I'm not super clear on what being declarative and atomic means in an OS context. Does it mean there's a file describing what packages are installed, kind of like nix?
It's new to me, I think it's saying that your system is built up by you declaring what you want in a file, a single source that everything comes from.
It's atomic because each action the system takes is carefully completed rather than bailing out and requiring you to fix something.
It's immutable meaning you declare how you want things to be set up and then critical changes stem from those declarations and nothing else. You would obviously generate preferences, save data, etc. but the files that make the system / packages work are carefully locked.
It's like the concept of flatpaks + structured system defining + modern common sense OS operations?
Oh yep, they are declarative, and that's what we've tried to implement with /system.yaml. pacman hooks and grub configs can be defined through /system.yaml (through a combination of the packages and commands arrays), but Plasma config is per-user and so wouldn't be possible to declare unfortunately :( you can declare GNOME config though, fwiw
Follow-up question: I'm in the US and the initial installation is taking forever. Pacman seems to be running at just 60-80 KiB/s when I normally get 5MiB/s. IS there a way to have the installer choose a local mirror before downloading all the packages?
Indeed, you can just write your own custom /system.yaml file with the hyprland package (or no WM/DE for that matter). This guide describes how you can do that: https://blendos.co/install/post-install/intro/ (use the 'custom' track and add 'hyprland' to the package list)
Honestly, having a declarative package manager is pretty important.
Consider the following: We've had the transition from Sys V Init to Systemd recently. But what does it actually mean?
It means, that instead of running a command to start a service, you now flip a switch in a clear, standardized way. The advantage is that you can get a table-like overview over all the services that are currently running. You get an overview, in other words. That is worth a lot because it brings structure and clarity into your system.
Now, with package management it's the same way.
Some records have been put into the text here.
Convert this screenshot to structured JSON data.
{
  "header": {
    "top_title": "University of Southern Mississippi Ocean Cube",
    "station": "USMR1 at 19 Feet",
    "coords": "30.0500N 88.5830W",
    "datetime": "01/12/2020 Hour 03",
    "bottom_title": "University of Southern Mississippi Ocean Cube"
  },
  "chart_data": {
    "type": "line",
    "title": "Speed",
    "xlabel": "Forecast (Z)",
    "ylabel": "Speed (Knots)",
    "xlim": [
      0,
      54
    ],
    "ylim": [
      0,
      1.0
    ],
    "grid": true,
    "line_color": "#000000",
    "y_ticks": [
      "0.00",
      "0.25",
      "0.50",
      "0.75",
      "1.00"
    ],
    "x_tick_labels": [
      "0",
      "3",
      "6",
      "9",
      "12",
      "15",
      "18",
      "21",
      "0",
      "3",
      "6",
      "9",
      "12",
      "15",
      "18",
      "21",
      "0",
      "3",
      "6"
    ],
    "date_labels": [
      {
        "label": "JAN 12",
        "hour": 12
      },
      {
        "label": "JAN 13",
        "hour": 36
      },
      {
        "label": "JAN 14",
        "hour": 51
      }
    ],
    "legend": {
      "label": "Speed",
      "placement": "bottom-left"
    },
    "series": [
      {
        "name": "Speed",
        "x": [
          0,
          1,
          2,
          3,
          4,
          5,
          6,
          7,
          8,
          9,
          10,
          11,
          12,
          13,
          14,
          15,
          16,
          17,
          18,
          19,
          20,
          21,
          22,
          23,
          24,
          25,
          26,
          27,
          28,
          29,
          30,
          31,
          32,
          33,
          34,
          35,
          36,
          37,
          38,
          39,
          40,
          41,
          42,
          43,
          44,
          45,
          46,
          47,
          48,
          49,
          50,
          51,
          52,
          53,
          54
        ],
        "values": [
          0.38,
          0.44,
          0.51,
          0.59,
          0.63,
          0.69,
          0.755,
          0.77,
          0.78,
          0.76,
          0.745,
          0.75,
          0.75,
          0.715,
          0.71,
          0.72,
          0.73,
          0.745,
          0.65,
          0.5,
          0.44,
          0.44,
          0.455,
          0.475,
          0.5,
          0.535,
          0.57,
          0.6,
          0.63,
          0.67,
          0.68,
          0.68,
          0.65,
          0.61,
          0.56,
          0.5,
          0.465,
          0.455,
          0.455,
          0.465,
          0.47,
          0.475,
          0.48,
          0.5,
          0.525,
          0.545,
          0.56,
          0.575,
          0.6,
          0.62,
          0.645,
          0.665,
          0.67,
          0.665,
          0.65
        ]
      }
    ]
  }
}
Instead of running a command to install a package, we should instead give a list of all the packages that we want to have installed, and the package manager should take care of making sure that they are installed. That would improve clarity, because you get a list of all the packages that are installed. It might also increase efficiency if you're installing many packages, because large parts of the work can be done in parallel. And importantly, you get reproducibility. Imagine you just have a file where it names all the packages that should be installed. You can just take that list and copy it to another machine. Now you've cloned your package installations. I guess things like Docker, with their docker files, are kinda already going in that direction. But it would be nice to have support for it in the mainline operating systems.